Abstract

Recent studies highlight the potential of the drone platform for ground-penetrating radar (GPR) surveying. Most guidance for optimizing drone flight heights is based on maximizing the image quality of target responses, but no study yet considers the impact on diffraction traveltimes. Strong GPR velocity contrasts across the air-ground interface introduce significant refraction effects that distort diffraction hyperbolas and introduce errors into diffraction-based velocity analysis. The severity of these errors is explored with synthetic GPR responses, using ray- and finite-difference approaches, and a field GPR data set acquired over a sequence of diffracting features buried up to 1 m depth.
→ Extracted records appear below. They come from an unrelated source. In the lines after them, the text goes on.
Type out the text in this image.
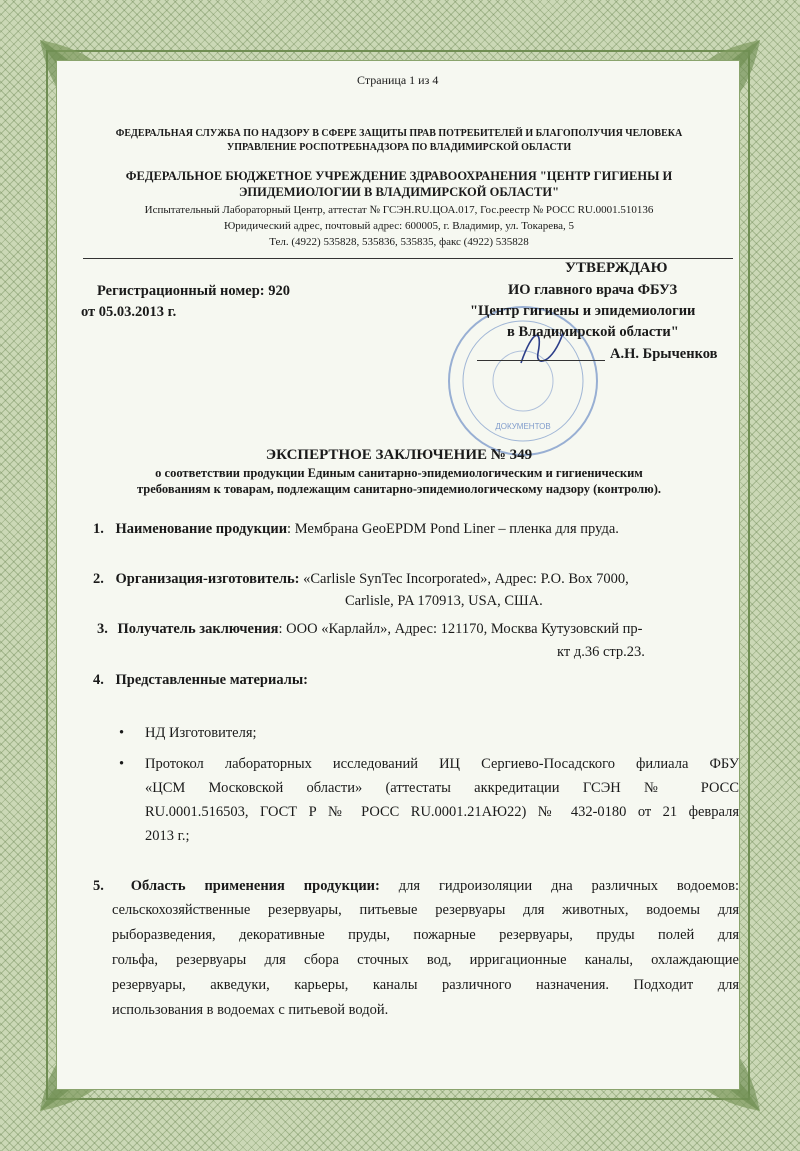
Страница 1 из 4
ФЕДЕРАЛЬНАЯ СЛУЖБА ПО НАДЗОРУ В СФЕРЕ ЗАЩИТЫ ПРАВ ПОТРЕБИТЕЛЕЙ И БЛАГОПОЛУЧИЯ ЧЕЛОВЕКА
УПРАВЛЕНИЕ РОСПОТРЕБНАДЗОРА ПО ВЛАДИМИРСКОЙ ОБЛАСТИ
ФЕДЕРАЛЬНОЕ БЮДЖЕТНОЕ УЧРЕЖДЕНИЕ ЗДРАВООХРАНЕНИЯ "ЦЕНТР ГИГИЕНЫ И
ЭПИДЕМИОЛОГИИ В ВЛАДИМИРСКОЙ ОБЛАСТИ"
Испытательный Лабораторный Центр, аттестат № ГСЭН.RU.ЦОА.017, Гос.реестр № РОСС RU.0001.510136
Юридический адрес, почтовый адрес: 600005, г. Владимир, ул. Токарева, 5
Тел. (4922) 535828, 535836, 535835, факс (4922) 535828
Регистрационный номер: 920
от 05.03.2013 г.
ДОКУМЕНТОВ
УТВЕРЖДАЮ
ИО главного врача ФБУЗ
"Центр гигиены и эпидемиологии
в Владимирской области"
А.Н. Брыченков
ЭКСПЕРТНОЕ ЗАКЛЮЧЕНИЕ № 349
о соответствии продукции Единым санитарно-эпидемиологическим и гигиеническим
требованиям к товарам, подлежащим санитарно-эпидемиологическому надзору (контролю).
1. Наименование продукции: Мембрана GeoEPDM Pond Liner – пленка для пруда.
2. Организация-изготовитель: «Carlisle SynTec Incorporated», Адрес: P.O. Box 7000,
Carlisle, PA 170913, USA, США.
3. Получатель заключения: ООО «Карлайл», Адрес: 121170, Москва Кутузовский пр-
кт д.36 стр.23.
4. Представленные материалы:
• НД Изготовителя;
• Протокол лабораторных исследований ИЦ Сергиево-Посадского филиала ФБУ
«ЦСМ Московской области» (аттестаты аккредитации ГСЭН № РОСС
RU.0001.516503, ГОСТ Р № РОСС RU.0001.21АЮ22) № 432-0180 от 21 февраля
2013 г.;
5. Область применения продукции: для гидроизоляции дна различных водоемов:
сельскохозяйственные резервуары, питьевые резервуары для животных, водоемы для
рыборазведения, декоративные пруды, пожарные резервуары, пруды полей для
гольфа, резервуары для сбора сточных вод, ирригационные каналы, охлаждающие
резервуары, акведуки, карьеры, каналы различного назначения. Подходит для
использования в водоемах с питьевой водой.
Throughout, GPR antennas with 1000 MHz center frequency are raised from the ground to heights <0.9 m (i.e., 0–3 times the wavelength in air). Velocity estimates are within +10% of modeled values (spanning from 0.07 to 0.13 m/ns) if the antenna height is within 1/2 wavelength in air above the ground surface. Greater heights reduce diffraction curvature, damaging velocity precision, and masking diffractions against a background of subhorizontal reflectivity. Field data highlight further problems of the drone-based platform, with data dominated by reverberations in the air gap and reduced spatial resolution of wavelets at target depth. We suggest that a drone-based platform is unsuitable for diffraction-based velocity analysis, and any future drone surveys are benchmarked against ground-coupled data sets.